Charlie Breit, VP of Marketing, SurePayroll, with by Bob Domenz, CEO Avenue
The term “sea change” indicates not just a shift or evolution, but a tempest, a transformation. That’s just what many see coming in the “B2C change” that millennials are bringing to B2B as they begin to take over decision-making in business-to-business organizations, while not letting go of their inherently consumer-ish ways.
Multiple studies report that millennials are looking for purpose at work. Openness. Fulfillment. And a sales cycle that they control, beginning with copious consumption of content to vet your offering before they’ll ever consider speaking to a sales person. Which not only raises the stakes on the content you create, but on your whole conception of selling.
B2B Brand Council member Charlie Breit, CMO of SurePayroll, offered some interesting insights what it takes to market to what could be called the “anti-marketing generation” of emerging B2B leaders.
Bob Domenz: How are the challenges with the next generation of B2B marketers any different than those of the past?
Charlie Breit: I think some of the challenges that B2B marketers need to think about not only from a challenge standpoint and a change of their mindset is traditionally B2B is a pretty strict sales cycle in which the buyers and the company is engaged in a way that is well defined and that most companies have figured out how to be very successful at.
As more B2C interactions influence the B2B space, meaning how we buy, how we learn about companies, the relationships with brands, how we expect to engage, how we expect to interact, the way in which products and services should be delivered change and bring that B2C mindset to the B2B space. Marketers need to rethink how they’re going to go to market, how they’re going to engage potential customers and how they’re going to build brand awareness, interest in their product, provide education, all that.
“As more B2C interactions influence the B2B space, marketers need to rethink how they’re going to market.”
I think that’s where content marketing really can come into play and be very helpful. As you develop that program you have to start thinking in ways that are a little bit different than before. What type of content do you buy? Or content do you create? What type of content will be useful? What parts of the cycle will be useful on the journey? How do you distribute that content?
It’s not something that you can just build and people will come. So how do you begin to build a program and allocate resources and dollars that you might, for one, have not allocated before in terms of how you go to market and advertise or how you create content and two, a skillset in terms of what kind of content. How do you become capable of leading and finding the ways in which to develop the right content that ultimately a customer is going to find useful and helpful along their journey? I think those are two areas that oftentimes may or may not be present in the B2B space that the B2C side has tackled for a while.
Bob: Content can be very data and analytics driven– which is wonderful – but that can also lead to “me-too-ness.” This worked before, let’s do that. Where does creativity fit with B2B content?
Charlie: I think creativity fits into the content marketing program as a key component. Oftentimes companies will start with data and they will say okay, these are the type of content pieces I need to create because of what the data is telling me. It’s very easy to forget about the customer on the other side of that data.
Even the B2B space, there’s people and there’s emotion and there’s all of that behind the data.
“Even in the B2B space there’s people and there’s emotion behind all that data.”
To me creativity plays out in a couple of ways. One, it plays out in the fact of you’re being able to make that human connection through a piece of content. With that you need people who can actually create and be creative and come up with content that can make that emotional connection.

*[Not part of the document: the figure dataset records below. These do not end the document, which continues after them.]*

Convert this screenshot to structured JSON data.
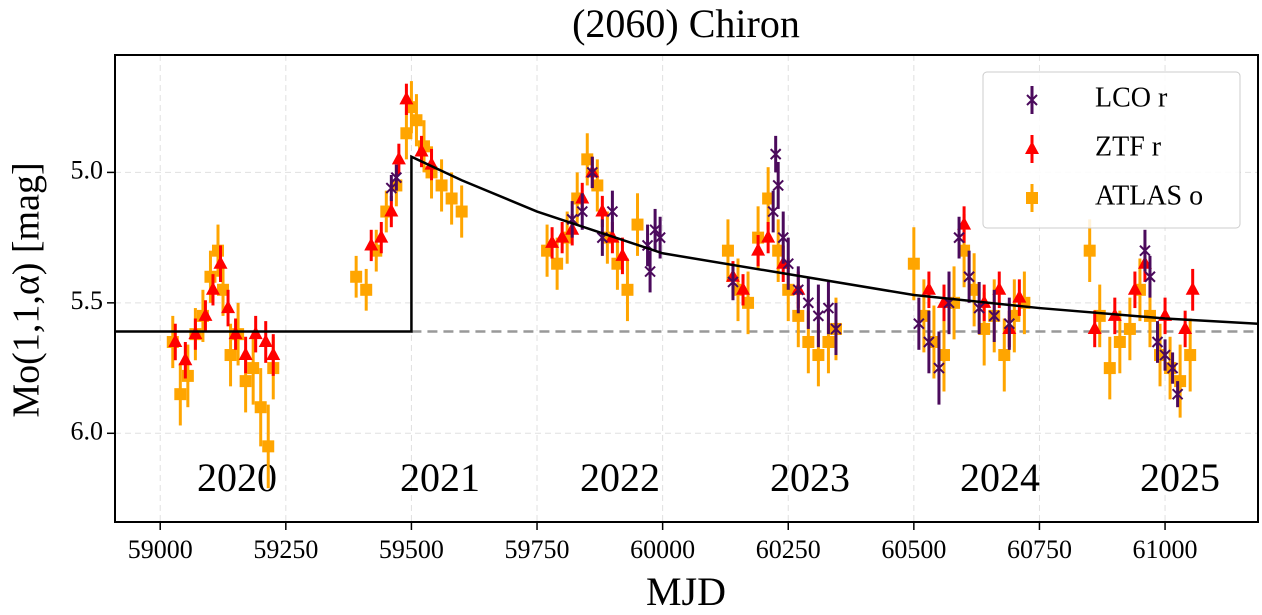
{
  "chart_data": {
    "type": "scatter",
    "title": "(2060) Chiron",
    "x_label": "MJD",
    "y_label": "Mo(1,1,α) [mag]",
    "xlim": [
      58910,
      61185
    ],
    "ylim": [
      6.34,
      4.55
    ],
    "xticks": [
      59000,
      59250,
      59500,
      59750,
      60000,
      60250,
      60500,
      60750,
      61000
    ],
    "yticks": [
      {
        "value": 5,
        "label": "5.0"
      },
      5.5,
      {
        "value": 6,
        "label": "6.0"
      }
    ],
    "grid": true,
    "legend": "upper right",
    "annotations": [
      "2020",
      "2021",
      "2022",
      "2023",
      "2024",
      "2025"
    ],
    "series": [
      {
        "name": "LCO r",
        "color": "#4b0a5c",
        "marker": "x",
        "x": [
          59460,
          59470,
          59820,
          59840,
          59860,
          59880,
          59900,
          59970,
          59975,
          59985,
          59995,
          60140,
          60220,
          60225,
          60230,
          60240,
          60250,
          60270,
          60290,
          60310,
          60330,
          60345,
          60510,
          60530,
          60550,
          60570,
          60590,
          60610,
          60630,
          60660,
          60690,
          60960,
          60970,
          60985,
          61000,
          61015,
          61025
        ],
        "values": [
          5.06,
          5.02,
          5.18,
          5.15,
          5.0,
          5.25,
          5.15,
          5.28,
          5.38,
          5.22,
          5.25,
          5.42,
          5.15,
          4.93,
          5.05,
          5.25,
          5.35,
          5.45,
          5.5,
          5.55,
          5.52,
          5.6,
          5.58,
          5.65,
          5.75,
          5.5,
          5.25,
          5.4,
          5.52,
          5.55,
          5.58,
          5.3,
          5.4,
          5.65,
          5.7,
          5.75,
          5.85
        ],
        "errors": [
          0.05,
          0.05,
          0.07,
          0.07,
          0.06,
          0.07,
          0.08,
          0.08,
          0.08,
          0.08,
          0.08,
          0.07,
          0.08,
          0.07,
          0.09,
          0.1,
          0.1,
          0.09,
          0.1,
          0.12,
          0.1,
          0.1,
          0.1,
          0.12,
          0.14,
          0.12,
          0.08,
          0.1,
          0.1,
          0.1,
          0.1,
          0.08,
          0.08,
          0.08,
          0.06,
          0.06,
          0.05
        ]
      },
      {
        "name": "ZTF r",
        "color": "#ff0000",
        "marker": "triangle",
        "x": [
          59030,
          59050,
          59070,
          59090,
          59105,
          59120,
          59135,
          59150,
          59170,
          59190,
          59210,
          59225,
          59420,
          59440,
          59460,
          59475,
          59490,
          59520,
          59540,
          59780,
          59800,
          59820,
          59840,
          59860,
          59880,
          59900,
          59920,
          60140,
          60160,
          60190,
          60210,
          60240,
          60270,
          60530,
          60560,
          60600,
          60640,
          60670,
          60690,
          60710,
          60860,
          60900,
          60940,
          60960,
          61000,
          61040,
          61055
        ],
        "values": [
          5.65,
          5.72,
          5.62,
          5.55,
          5.45,
          5.35,
          5.52,
          5.62,
          5.7,
          5.62,
          5.65,
          5.7,
          5.28,
          5.25,
          5.15,
          4.95,
          4.72,
          4.92,
          4.97,
          5.27,
          5.25,
          5.22,
          5.1,
          5.0,
          5.15,
          5.25,
          5.32,
          5.4,
          5.45,
          5.3,
          5.25,
          5.35,
          5.45,
          5.45,
          5.5,
          5.2,
          5.5,
          5.45,
          5.6,
          5.48,
          5.6,
          5.55,
          5.45,
          5.35,
          5.55,
          5.6,
          5.45
        ],
        "errors": [
          0.07,
          0.07,
          0.06,
          0.06,
          0.06,
          0.07,
          0.07,
          0.06,
          0.07,
          0.07,
          0.08,
          0.08,
          0.06,
          0.06,
          0.06,
          0.06,
          0.06,
          0.06,
          0.06,
          0.06,
          0.06,
          0.06,
          0.06,
          0.06,
          0.06,
          0.06,
          0.07,
          0.06,
          0.06,
          0.06,
          0.06,
          0.07,
          0.07,
          0.07,
          0.07,
          0.07,
          0.07,
          0.07,
          0.07,
          0.07,
          0.07,
          0.07,
          0.07,
          0.07,
          0.07,
          0.07,
          0.08
        ]
      },
      {
        "name": "ATLAS o",
        "color": "#ffa500",
        "marker": "square",
        "x": [
          59025,
          59040,
          59055,
          59070,
          59085,
          59100,
          59115,
          59125,
          59140,
          59155,
          59170,
          59185,
          59200,
          59215,
          59225,
          59390,
          59410,
          59430,
          59450,
          59470,
          59490,
          59500,
          59510,
          59525,
          59540,
          59560,
          59580,
          59600,
          59770,
          59790,
          59810,
          59830,
          59850,
          59870,
          59890,
          59910,
          59930,
          59950,
          60130,
          60150,
          60170,
          60190,
          60210,
          60230,
          60250,
          60270,
          60290,
          60310,
          60330,
          60345,
          60500,
          60520,
          60540,
          60560,
          60580,
          60600,
          60620,
          60640,
          60660,
          60680,
          60700,
          60720,
          60850,
          60870,
          60890,
          60910,
          60930,
          60950,
          60970,
          60990,
          61010,
          61030,
          61050
        ],
        "values": [
          5.65,
          5.85,
          5.78,
          5.62,
          5.55,
          5.4,
          5.3,
          5.45,
          5.7,
          5.62,
          5.8,
          5.75,
          5.9,
          6.05,
          5.75,
          5.4,
          5.45,
          5.3,
          5.15,
          5.05,
          4.85,
          4.75,
          4.8,
          4.9,
          5.0,
          5.05,
          5.1,
          5.15,
          5.3,
          5.35,
          5.25,
          5.1,
          4.95,
          5.05,
          5.25,
          5.35,
          5.45,
          5.2,
          5.3,
          5.45,
          5.5,
          5.25,
          5.1,
          5.3,
          5.45,
          5.55,
          5.65,
          5.7,
          5.65,
          5.6,
          5.35,
          5.55,
          5.65,
          5.7,
          5.5,
          5.3,
          5.45,
          5.6,
          5.55,
          5.7,
          5.55,
          5.5,
          5.3,
          5.55,
          5.75,
          5.65,
          5.6,
          5.45,
          5.55,
          5.7,
          5.75,
          5.8,
          5.7
        ],
        "errors": [
          0.1,
          0.12,
          0.12,
          0.1,
          0.1,
          0.1,
          0.1,
          0.1,
          0.12,
          0.12,
          0.12,
          0.14,
          0.15,
          0.16,
          0.12,
          0.08,
          0.08,
          0.08,
          0.08,
          0.08,
          0.1,
          0.1,
          0.1,
          0.1,
          0.1,
          0.1,
          0.1,
          0.1,
          0.1,
          0.1,
          0.1,
          0.1,
          0.1,
          0.1,
          0.1,
          0.1,
          0.12,
          0.12,
          0.12,
          0.12,
          0.12,
          0.12,
          0.12,
          0.12,
          0.12,
          0.12,
          0.12,
          0.12,
          0.12,
          0.12,
          0.14,
          0.14,
          0.14,
          0.14,
          0.14,
          0.14,
          0.14,
          0.14,
          0.14,
          0.14,
          0.14,
          0.12,
          0.12,
          0.12,
          0.12,
          0.12,
          0.12,
          0.12,
          0.12,
          0.12,
          0.12,
          0.14,
          0.14
        ]
      }
    ],
    "model": {
      "color": "#000000",
      "x": [
        58910,
        59500,
        59500,
        59600,
        59750,
        60000,
        60250,
        60500,
        60750,
        61000,
        61185
      ],
      "y": [
        5.61,
        5.61,
        4.94,
        5.03,
        5.15,
        5.31,
        5.39,
        5.47,
        5.52,
        5.56,
        5.58
      ]
    },
    "baseline": {
      "color": "#999999",
      "x": [
        59500,
        61185
      ],
      "y": [
        5.61,
        5.61
      ]
    }
  }
}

The second piece is there’s a lot of content, so how do you break through? I think oftentimes we hear a lot of stories about, “oh, I had a gut feeling,” or “I created this piece and it didn’t do so well,” and the data would have shown that. I think we start to over-index on that and start to say creativity isn’t important. The reality of it is that it’s data plus the creativity.

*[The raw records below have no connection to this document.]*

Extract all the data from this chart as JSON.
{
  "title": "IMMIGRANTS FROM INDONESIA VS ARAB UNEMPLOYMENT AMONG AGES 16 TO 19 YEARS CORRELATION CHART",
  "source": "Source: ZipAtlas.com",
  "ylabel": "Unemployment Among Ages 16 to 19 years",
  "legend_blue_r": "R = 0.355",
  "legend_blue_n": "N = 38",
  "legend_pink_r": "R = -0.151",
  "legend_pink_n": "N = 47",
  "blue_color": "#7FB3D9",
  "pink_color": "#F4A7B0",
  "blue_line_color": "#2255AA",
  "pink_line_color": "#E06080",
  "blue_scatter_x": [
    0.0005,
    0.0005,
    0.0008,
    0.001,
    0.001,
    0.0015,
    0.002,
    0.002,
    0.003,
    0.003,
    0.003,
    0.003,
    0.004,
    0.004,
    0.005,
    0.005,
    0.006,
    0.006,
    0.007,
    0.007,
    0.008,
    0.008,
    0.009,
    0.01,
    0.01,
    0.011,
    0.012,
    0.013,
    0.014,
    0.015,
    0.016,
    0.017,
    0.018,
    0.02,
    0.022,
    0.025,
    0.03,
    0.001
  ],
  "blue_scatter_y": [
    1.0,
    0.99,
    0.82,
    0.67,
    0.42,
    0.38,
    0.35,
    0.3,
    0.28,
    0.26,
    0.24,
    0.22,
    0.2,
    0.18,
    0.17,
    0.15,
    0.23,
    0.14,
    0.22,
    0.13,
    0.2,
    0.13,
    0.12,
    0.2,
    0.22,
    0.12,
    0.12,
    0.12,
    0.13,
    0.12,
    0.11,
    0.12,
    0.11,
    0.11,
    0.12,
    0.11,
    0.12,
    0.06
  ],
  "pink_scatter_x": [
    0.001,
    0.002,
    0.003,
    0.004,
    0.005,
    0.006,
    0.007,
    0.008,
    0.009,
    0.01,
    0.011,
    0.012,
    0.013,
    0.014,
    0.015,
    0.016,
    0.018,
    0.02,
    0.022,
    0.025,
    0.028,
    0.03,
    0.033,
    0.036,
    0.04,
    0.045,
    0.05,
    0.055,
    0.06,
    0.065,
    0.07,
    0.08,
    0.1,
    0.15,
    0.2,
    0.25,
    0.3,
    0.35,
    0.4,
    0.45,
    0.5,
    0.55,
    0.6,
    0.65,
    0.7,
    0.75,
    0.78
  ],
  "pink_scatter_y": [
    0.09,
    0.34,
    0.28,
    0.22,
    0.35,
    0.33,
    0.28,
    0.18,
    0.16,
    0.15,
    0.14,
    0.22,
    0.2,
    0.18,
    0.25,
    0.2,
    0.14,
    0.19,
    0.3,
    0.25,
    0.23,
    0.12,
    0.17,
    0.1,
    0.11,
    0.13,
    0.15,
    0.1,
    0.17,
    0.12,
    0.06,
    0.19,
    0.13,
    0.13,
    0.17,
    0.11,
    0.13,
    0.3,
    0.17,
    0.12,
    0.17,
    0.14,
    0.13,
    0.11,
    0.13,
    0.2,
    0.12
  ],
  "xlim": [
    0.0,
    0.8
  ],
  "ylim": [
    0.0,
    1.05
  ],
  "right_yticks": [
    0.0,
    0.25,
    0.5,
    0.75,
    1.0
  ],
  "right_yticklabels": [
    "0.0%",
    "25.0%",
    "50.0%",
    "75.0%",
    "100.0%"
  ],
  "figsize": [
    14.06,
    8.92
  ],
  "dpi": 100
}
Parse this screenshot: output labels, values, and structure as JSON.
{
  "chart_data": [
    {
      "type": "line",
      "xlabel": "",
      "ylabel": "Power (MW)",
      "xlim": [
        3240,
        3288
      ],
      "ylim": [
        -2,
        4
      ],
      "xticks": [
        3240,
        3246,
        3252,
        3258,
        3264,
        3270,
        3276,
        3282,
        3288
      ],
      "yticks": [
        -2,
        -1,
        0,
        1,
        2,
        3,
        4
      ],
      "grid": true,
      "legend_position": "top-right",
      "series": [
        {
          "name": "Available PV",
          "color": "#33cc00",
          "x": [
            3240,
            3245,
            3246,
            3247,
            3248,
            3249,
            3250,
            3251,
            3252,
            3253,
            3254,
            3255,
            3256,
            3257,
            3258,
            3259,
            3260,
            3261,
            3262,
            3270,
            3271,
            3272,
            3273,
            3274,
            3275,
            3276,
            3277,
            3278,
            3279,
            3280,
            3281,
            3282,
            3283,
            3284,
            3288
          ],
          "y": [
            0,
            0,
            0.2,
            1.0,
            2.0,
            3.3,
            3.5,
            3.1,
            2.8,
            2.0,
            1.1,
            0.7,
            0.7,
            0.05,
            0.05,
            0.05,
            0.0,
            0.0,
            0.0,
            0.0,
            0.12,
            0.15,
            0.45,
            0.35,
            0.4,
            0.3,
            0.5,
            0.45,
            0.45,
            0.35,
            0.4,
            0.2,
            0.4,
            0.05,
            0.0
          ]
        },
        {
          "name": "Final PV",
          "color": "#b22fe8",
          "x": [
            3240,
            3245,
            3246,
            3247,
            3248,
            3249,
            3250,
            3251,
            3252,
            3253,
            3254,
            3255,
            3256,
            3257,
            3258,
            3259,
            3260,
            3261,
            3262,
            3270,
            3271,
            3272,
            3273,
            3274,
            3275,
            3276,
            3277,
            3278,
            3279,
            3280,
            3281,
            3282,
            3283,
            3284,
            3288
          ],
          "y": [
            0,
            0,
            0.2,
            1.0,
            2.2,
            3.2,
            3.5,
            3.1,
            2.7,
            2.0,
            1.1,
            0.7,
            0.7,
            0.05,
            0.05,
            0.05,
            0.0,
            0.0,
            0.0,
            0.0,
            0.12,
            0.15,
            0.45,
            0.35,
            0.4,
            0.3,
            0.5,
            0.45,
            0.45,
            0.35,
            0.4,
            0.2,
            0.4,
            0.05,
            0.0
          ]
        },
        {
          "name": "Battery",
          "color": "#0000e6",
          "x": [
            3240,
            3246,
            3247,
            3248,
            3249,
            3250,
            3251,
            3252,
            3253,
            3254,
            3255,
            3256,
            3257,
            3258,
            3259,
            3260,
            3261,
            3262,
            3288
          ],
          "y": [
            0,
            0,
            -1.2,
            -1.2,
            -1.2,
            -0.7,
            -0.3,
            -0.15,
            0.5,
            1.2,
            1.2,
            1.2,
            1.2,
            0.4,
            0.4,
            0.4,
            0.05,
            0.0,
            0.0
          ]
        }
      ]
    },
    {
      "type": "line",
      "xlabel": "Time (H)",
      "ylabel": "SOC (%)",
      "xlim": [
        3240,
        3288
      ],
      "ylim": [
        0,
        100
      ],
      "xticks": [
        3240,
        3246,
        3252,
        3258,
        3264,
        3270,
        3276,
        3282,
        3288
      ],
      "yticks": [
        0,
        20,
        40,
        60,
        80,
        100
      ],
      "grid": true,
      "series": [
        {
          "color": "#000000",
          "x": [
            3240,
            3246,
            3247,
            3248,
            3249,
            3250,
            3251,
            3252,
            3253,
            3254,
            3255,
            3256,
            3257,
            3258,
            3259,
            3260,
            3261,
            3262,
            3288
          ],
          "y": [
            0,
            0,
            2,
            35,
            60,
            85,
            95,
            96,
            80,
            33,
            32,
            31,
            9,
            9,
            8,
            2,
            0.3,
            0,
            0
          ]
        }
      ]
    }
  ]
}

You need that creativity to really break through in a crowded marketplace of content to be able to have people say okay, this is something of interest. This is interesting that I want to consume and also at the same time can make that emotional connection.

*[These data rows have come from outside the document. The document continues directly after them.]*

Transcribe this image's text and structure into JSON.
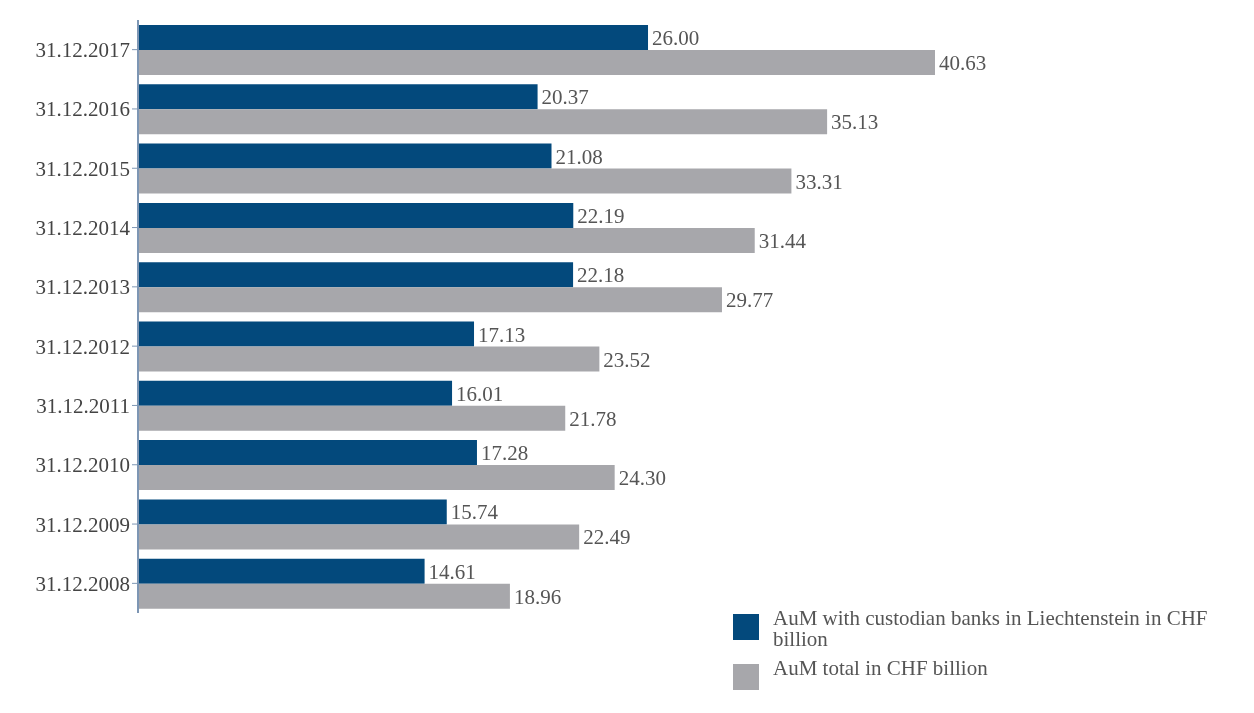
{
  "chart_data": {
    "type": "bar",
    "orientation": "horizontal",
    "categories": [
      "31.12.2017",
      "31.12.2016",
      "31.12.2015",
      "31.12.2014",
      "31.12.2013",
      "31.12.2012",
      "31.12.2011",
      "31.12.2010",
      "31.12.2009",
      "31.12.2008"
    ],
    "series": [
      {
        "name": "AuM with custodian banks in Liechtenstein in CHF billion",
        "color": "#03497c",
        "values": [
          26.0,
          20.37,
          21.08,
          22.19,
          22.18,
          17.13,
          16.01,
          17.28,
          15.74,
          14.61
        ],
        "value_labels": [
          "26.00",
          "20.37",
          "21.08",
          "22.19",
          "22.18",
          "17.13",
          "16.01",
          "17.28",
          "15.74",
          "14.61"
        ]
      },
      {
        "name": "AuM total in CHF billion",
        "color": "#a7a7ab",
        "values": [
          40.63,
          35.13,
          33.31,
          31.44,
          29.77,
          23.52,
          21.78,
          24.3,
          22.49,
          18.96
        ],
        "value_labels": [
          "40.63",
          "35.13",
          "33.31",
          "31.44",
          "29.77",
          "23.52",
          "21.78",
          "24.30",
          "22.49",
          "18.96"
        ]
      }
    ],
    "legend": "bottom right",
    "grid": false
  }
}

Change is, as they say, the only constant, and there is indeed a “B2C change” underway in B2B marketing, as you can tell from my brief conversation with Charlie.
About Charlie Breit: Charlie is a B2B Brand Council member and a seasoned B2B marketing executive who describes his passion as “conceptualizing, enhancing and redefining brand experiences to surprise and delight consumers and re-imagine how businesses connect, engage and interact with their customers.” He is the CMO of SurePayroll, the service dedicated to making payroll painless for small businesses. Previously he has served in key marketing positions at Northwestern Mutual and Allstate.